Tackling Health Mis-Information in Nigeria

MainStage

Programming Partner: Wellbeing Foundation Africa

Summary

  • Vivianne Ihekweazu argued that a range of stakeholders at the federal, state, and local levels—including state health departments, educational institutions, and parents—have the responsibility of disseminating accurate, timely health-related information. Ihekweazu also highlighted the importance of consistent messaging. 
  • The Wellbeing Foundation Africa works to support pregnant women and mothers across Nigeria. At the onset of COVID-19, explained Toyin Saraki, the Foundation used information from reliable, evidence-based sources, such as the WHO and the NCDC, to craft its own health guidance that was then disseminated digitally to women across the country. The Foundation regularly reviews and updates this guidance and, crucially, adapts the guidance to fit the contextual needs of local communities. 
  • Alero Roberts offered an example of the need for contextualization: much of Lagos is extremely densely populated and, as such, instructing individuals to quarantine in separate rooms and use separate bathrooms fails to fit with contextual realities. 
  • For Roberts, leaders in Lagos state have done a phenomenal job at responding to the pandemic. The executive governor has been successful at ensuring that the health information that is disseminated is timely and evidence-based.

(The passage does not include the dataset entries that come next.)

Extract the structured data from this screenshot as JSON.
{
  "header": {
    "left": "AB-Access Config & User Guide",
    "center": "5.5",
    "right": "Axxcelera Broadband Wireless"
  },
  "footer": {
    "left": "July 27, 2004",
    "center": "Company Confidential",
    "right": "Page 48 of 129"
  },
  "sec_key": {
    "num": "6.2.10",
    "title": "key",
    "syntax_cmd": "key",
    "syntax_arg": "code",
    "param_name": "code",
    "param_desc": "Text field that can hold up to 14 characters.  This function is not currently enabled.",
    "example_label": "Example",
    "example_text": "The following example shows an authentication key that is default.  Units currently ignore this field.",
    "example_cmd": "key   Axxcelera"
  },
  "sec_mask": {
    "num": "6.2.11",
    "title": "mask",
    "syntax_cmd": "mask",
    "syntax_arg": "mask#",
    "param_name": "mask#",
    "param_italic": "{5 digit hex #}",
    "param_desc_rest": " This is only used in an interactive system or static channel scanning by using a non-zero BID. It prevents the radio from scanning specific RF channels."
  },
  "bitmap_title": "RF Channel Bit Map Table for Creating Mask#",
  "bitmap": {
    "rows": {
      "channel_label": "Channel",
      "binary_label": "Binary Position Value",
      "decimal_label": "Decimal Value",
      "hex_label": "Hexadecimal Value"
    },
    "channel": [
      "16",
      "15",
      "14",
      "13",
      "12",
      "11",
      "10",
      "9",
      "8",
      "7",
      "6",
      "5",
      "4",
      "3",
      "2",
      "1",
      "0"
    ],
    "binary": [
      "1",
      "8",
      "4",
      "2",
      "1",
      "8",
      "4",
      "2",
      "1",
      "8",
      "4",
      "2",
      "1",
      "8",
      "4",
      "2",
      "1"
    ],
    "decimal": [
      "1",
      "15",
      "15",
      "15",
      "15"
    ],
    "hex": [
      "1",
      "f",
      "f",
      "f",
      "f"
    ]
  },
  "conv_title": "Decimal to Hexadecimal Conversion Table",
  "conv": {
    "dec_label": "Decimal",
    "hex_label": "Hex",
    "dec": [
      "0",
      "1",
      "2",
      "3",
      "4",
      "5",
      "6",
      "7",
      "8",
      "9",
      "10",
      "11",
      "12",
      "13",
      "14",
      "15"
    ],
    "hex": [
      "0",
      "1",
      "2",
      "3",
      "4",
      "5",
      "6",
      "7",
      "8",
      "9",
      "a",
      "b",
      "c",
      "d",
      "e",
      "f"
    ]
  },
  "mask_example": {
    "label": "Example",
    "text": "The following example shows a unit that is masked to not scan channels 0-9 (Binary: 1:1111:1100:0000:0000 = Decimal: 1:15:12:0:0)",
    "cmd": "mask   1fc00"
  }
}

“Once we had the right information and facts, our challenge became: how do we communicate this to people in lockdown. And we did what almost everybody else did—we turned to digital technology,” Toyin Ojora Saraki

Key takeaways & next steps:

  • Women have a pivotal role to play in disseminating health guidance. 
  • In Nigeria, more women community health workers, midwives, and nurses are needed in local communities to inform local women of their pregnancy-related choices.